大卒と高卒の賃金格差を時系列で示した。大学全入時代といわれていても、大学等進学率は男性で52%(2016年度学校基本調査)であり、30代以上となれば収入格差は確実に発生する。しかもその差は近年上昇傾向にあるようだ。現状では生涯賃金という意味で数千万円の開きが発生するため、統計的にいえば教育投資は回収できそうである。
とはいえ、今後年功序列型賃金が緩和される可能性は高く、また大卒内部での賃金格差はこれより小さいであろうことを考えると、やみくもにコストをかけるのは難しい。

まとめ

NewsPicksのニュースにも登場する通り、教育分野はICT活用が期待されており、教育アプリなどもまだ増えると思われる。大手の学習塾は今後さらに厳しい状況となり、多少のサービス追加では単価上昇は見込みにくい。
保育・幼児教育、社会人教育などの対象人口の拡大や、海外進出、業界再編などが考えられるほか、学校授業の補完や進学校への受験対策に留まらず、例えばプログラミングなど生徒の能力自体を伸ばすサービス展開もありうる。受験対策は合格という目的達成の手段に過ぎないが、能力を伸ばすことができればそれ自体が価値を生む。
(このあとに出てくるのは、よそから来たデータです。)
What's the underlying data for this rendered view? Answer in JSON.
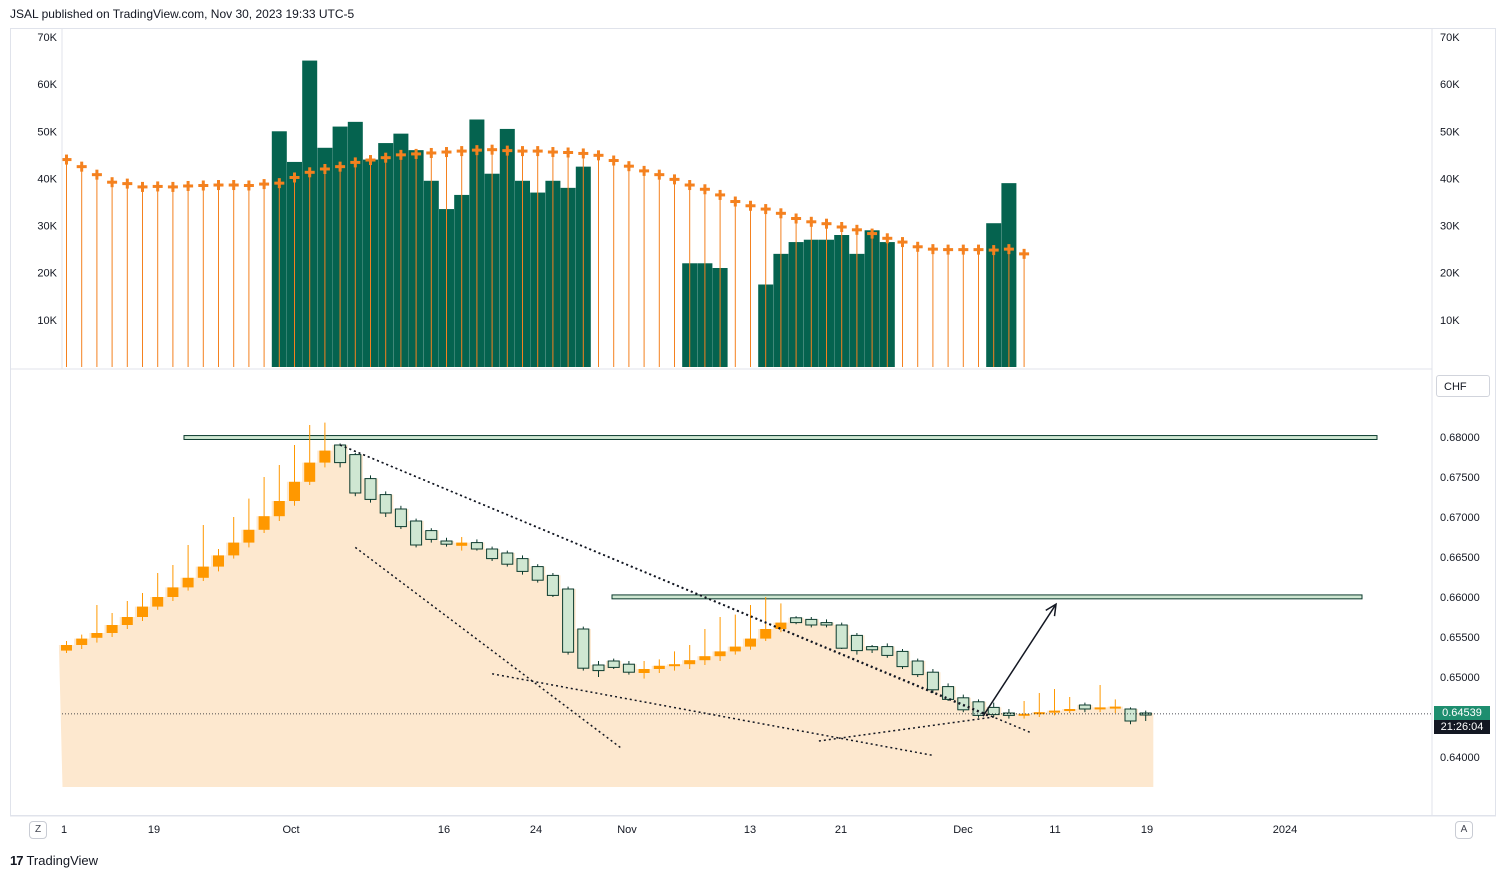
{
  "header": {
    "publisher": "JSAL published on TradingView.com, Nov 30, 2023 19:33 UTC-5"
  },
  "footer": {
    "brand": "TradingView",
    "logo_icon": "tradingview-logo-icon"
  },
  "controls": {
    "zoom_label": "Z",
    "auto_label": "A",
    "currency": "CHF"
  },
  "colors": {
    "volume_bar": "#05634f",
    "volume_ma": "#f4811f",
    "candle_up": "#ff9800",
    "candle_down_fill": "#cfe7d2",
    "candle_down_border": "#0c3b2e",
    "area_fill": "#fde8cf",
    "zone_fill": "#cfe7d2",
    "price_tag_bg": "#1e8e6f"
  },
  "price_labels": {
    "last_price": "0.64539",
    "countdown": "21:26:04"
  },
  "chart_data": [
    {
      "type": "bar",
      "title": "",
      "yticks": [
        "10K",
        "20K",
        "30K",
        "40K",
        "50K",
        "60K",
        "70K"
      ],
      "ylim": [
        0,
        70000
      ],
      "series": [
        {
          "values": [
            0,
            0,
            0,
            0,
            0,
            0,
            0,
            0,
            0,
            0,
            0,
            0,
            0,
            0,
            50000,
            43500,
            65000,
            46500,
            51000,
            52000,
            44000,
            47500,
            49500,
            46000,
            39500,
            33500,
            36500,
            52500,
            41000,
            50500,
            39500,
            37000,
            39500,
            38000,
            42500,
            0,
            0,
            0,
            0,
            0,
            0,
            22000,
            22000,
            21000,
            0,
            0,
            17500,
            24000,
            26500,
            27000,
            27000,
            28000,
            24000,
            29000,
            26500,
            0,
            0,
            0,
            0,
            0,
            0,
            30500,
            39000,
            0
          ]
        },
        {
          "values": [
            44000,
            42500,
            40800,
            39200,
            38900,
            38200,
            38300,
            38200,
            38400,
            38500,
            38600,
            38600,
            38500,
            38800,
            39000,
            40200,
            41300,
            42000,
            42500,
            43400,
            43900,
            44400,
            45000,
            45200,
            45400,
            45600,
            45800,
            46000,
            46100,
            45900,
            45800,
            45800,
            45600,
            45500,
            45300,
            44900,
            43800,
            42600,
            41600,
            40800,
            39800,
            38600,
            37700,
            36500,
            35100,
            34200,
            33500,
            32600,
            31500,
            30800,
            30400,
            29700,
            29100,
            28300,
            27300,
            26500,
            25500,
            25000,
            24900,
            24900,
            24900,
            24800,
            25000,
            24000
          ]
        }
      ]
    },
    {
      "type": "candlestick",
      "title": "",
      "yticks": [
        "0.64000",
        "0.64500",
        "0.65000",
        "0.65500",
        "0.66000",
        "0.66500",
        "0.67000",
        "0.67500",
        "0.68000"
      ],
      "xticks": [
        "1",
        "19",
        "Oct",
        "16",
        "24",
        "Nov",
        "13",
        "21",
        "Dec",
        "11",
        "19",
        "2024"
      ],
      "ylim": [
        0.63627,
        0.68298
      ],
      "ohlc": [
        [
          0.6533,
          0.6545,
          0.653,
          0.654
        ],
        [
          0.654,
          0.6553,
          0.6535,
          0.6548
        ],
        [
          0.6549,
          0.659,
          0.6543,
          0.6555
        ],
        [
          0.6555,
          0.658,
          0.655,
          0.6565
        ],
        [
          0.6565,
          0.6595,
          0.656,
          0.6575
        ],
        [
          0.6575,
          0.6605,
          0.657,
          0.6588
        ],
        [
          0.6588,
          0.663,
          0.6584,
          0.66
        ],
        [
          0.66,
          0.664,
          0.6595,
          0.6612
        ],
        [
          0.6612,
          0.6665,
          0.6608,
          0.6624
        ],
        [
          0.6624,
          0.669,
          0.662,
          0.6638
        ],
        [
          0.6638,
          0.666,
          0.6632,
          0.6652
        ],
        [
          0.6652,
          0.67,
          0.6648,
          0.6668
        ],
        [
          0.6668,
          0.6723,
          0.6662,
          0.6684
        ],
        [
          0.6684,
          0.675,
          0.668,
          0.6701
        ],
        [
          0.6701,
          0.6765,
          0.6695,
          0.672
        ],
        [
          0.672,
          0.679,
          0.6714,
          0.6744
        ],
        [
          0.6744,
          0.6815,
          0.674,
          0.6768
        ],
        [
          0.6768,
          0.6818,
          0.6762,
          0.6783
        ],
        [
          0.679,
          0.6792,
          0.6762,
          0.6768
        ],
        [
          0.6778,
          0.678,
          0.6726,
          0.673
        ],
        [
          0.6748,
          0.6752,
          0.6718,
          0.6722
        ],
        [
          0.6728,
          0.6732,
          0.67,
          0.6705
        ],
        [
          0.671,
          0.6714,
          0.6685,
          0.6688
        ],
        [
          0.6695,
          0.6698,
          0.6662,
          0.6665
        ],
        [
          0.6683,
          0.6686,
          0.6668,
          0.6672
        ],
        [
          0.667,
          0.6674,
          0.6663,
          0.6666
        ],
        [
          0.6664,
          0.6675,
          0.6658,
          0.6668
        ],
        [
          0.6668,
          0.6672,
          0.6658,
          0.666
        ],
        [
          0.666,
          0.6663,
          0.6645,
          0.6648
        ],
        [
          0.6655,
          0.6658,
          0.6638,
          0.6641
        ],
        [
          0.6648,
          0.6652,
          0.6628,
          0.6632
        ],
        [
          0.6638,
          0.6641,
          0.6618,
          0.6621
        ],
        [
          0.6627,
          0.663,
          0.66,
          0.6602
        ],
        [
          0.661,
          0.6613,
          0.6528,
          0.6531
        ],
        [
          0.656,
          0.6563,
          0.6508,
          0.6511
        ],
        [
          0.6515,
          0.652,
          0.65,
          0.6508
        ],
        [
          0.652,
          0.6523,
          0.651,
          0.6512
        ],
        [
          0.6516,
          0.652,
          0.6503,
          0.6506
        ],
        [
          0.6505,
          0.652,
          0.6498,
          0.651
        ],
        [
          0.651,
          0.6522,
          0.6505,
          0.6514
        ],
        [
          0.6514,
          0.6532,
          0.6508,
          0.6516
        ],
        [
          0.6516,
          0.654,
          0.651,
          0.6521
        ],
        [
          0.6521,
          0.656,
          0.6515,
          0.6526
        ],
        [
          0.6526,
          0.6575,
          0.652,
          0.6532
        ],
        [
          0.6532,
          0.6578,
          0.6528,
          0.6538
        ],
        [
          0.6538,
          0.659,
          0.6534,
          0.6548
        ],
        [
          0.6548,
          0.66,
          0.6545,
          0.656
        ],
        [
          0.656,
          0.6592,
          0.6556,
          0.6568
        ],
        [
          0.6574,
          0.6576,
          0.6566,
          0.6568
        ],
        [
          0.6572,
          0.6575,
          0.6562,
          0.6565
        ],
        [
          0.6568,
          0.6572,
          0.6562,
          0.6565
        ],
        [
          0.6565,
          0.6568,
          0.6535,
          0.6536
        ],
        [
          0.6552,
          0.6555,
          0.6528,
          0.6533
        ],
        [
          0.6538,
          0.654,
          0.653,
          0.6534
        ],
        [
          0.6538,
          0.6542,
          0.6524,
          0.6527
        ],
        [
          0.6532,
          0.6535,
          0.651,
          0.6513
        ],
        [
          0.652,
          0.6523,
          0.65,
          0.6503
        ],
        [
          0.6506,
          0.651,
          0.648,
          0.6484
        ],
        [
          0.6488,
          0.6492,
          0.647,
          0.6472
        ],
        [
          0.6474,
          0.6478,
          0.6456,
          0.6459
        ],
        [
          0.6469,
          0.6472,
          0.6449,
          0.6452
        ],
        [
          0.6462,
          0.6468,
          0.645,
          0.6453
        ],
        [
          0.6455,
          0.646,
          0.6448,
          0.6452
        ],
        [
          0.6453,
          0.647,
          0.6448,
          0.6454
        ],
        [
          0.6454,
          0.648,
          0.645,
          0.6456
        ],
        [
          0.6456,
          0.6485,
          0.6452,
          0.6458
        ],
        [
          0.6458,
          0.6475,
          0.6455,
          0.646
        ],
        [
          0.6465,
          0.6468,
          0.6456,
          0.646
        ],
        [
          0.646,
          0.649,
          0.6456,
          0.6462
        ],
        [
          0.6462,
          0.6472,
          0.6455,
          0.6463
        ],
        [
          0.646,
          0.6462,
          0.6441,
          0.6445
        ],
        [
          0.6455,
          0.6458,
          0.6445,
          0.6454
        ]
      ],
      "resistance_zones": [
        [
          0.67969,
          0.68018
        ],
        [
          0.65977,
          0.66026
        ]
      ],
      "trendlines": [
        [
          [
            18,
            0.679
          ],
          [
            63.5,
            0.643
          ]
        ],
        [
          [
            18,
            0.679
          ],
          [
            60.8,
            0.645
          ]
        ],
        [
          [
            19,
            0.6662
          ],
          [
            36.5,
            0.6411
          ]
        ],
        [
          [
            28,
            0.6504
          ],
          [
            57,
            0.6402
          ]
        ],
        [
          [
            49.5,
            0.642
          ],
          [
            61,
            0.645
          ]
        ]
      ],
      "arrow": [
        [
          60.3,
          0.6451
        ],
        [
          65.1,
          0.6591
        ]
      ]
    }
  ]
}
また低価格サービスには、人材育成の点で大きな寄与が見込まれる。同時に、大学の奨学金制度や大学教育内容についても、改善を進めていく必要がある。
教育は経済発展にとって最も重要な要素であるが、その現場はまだ改善点が多い。最近では民間の教育ツールを学校側が取り入れることもあるようだが、民間ビジネスと教育機関が両輪となって教育界が進展していくことを期待したい。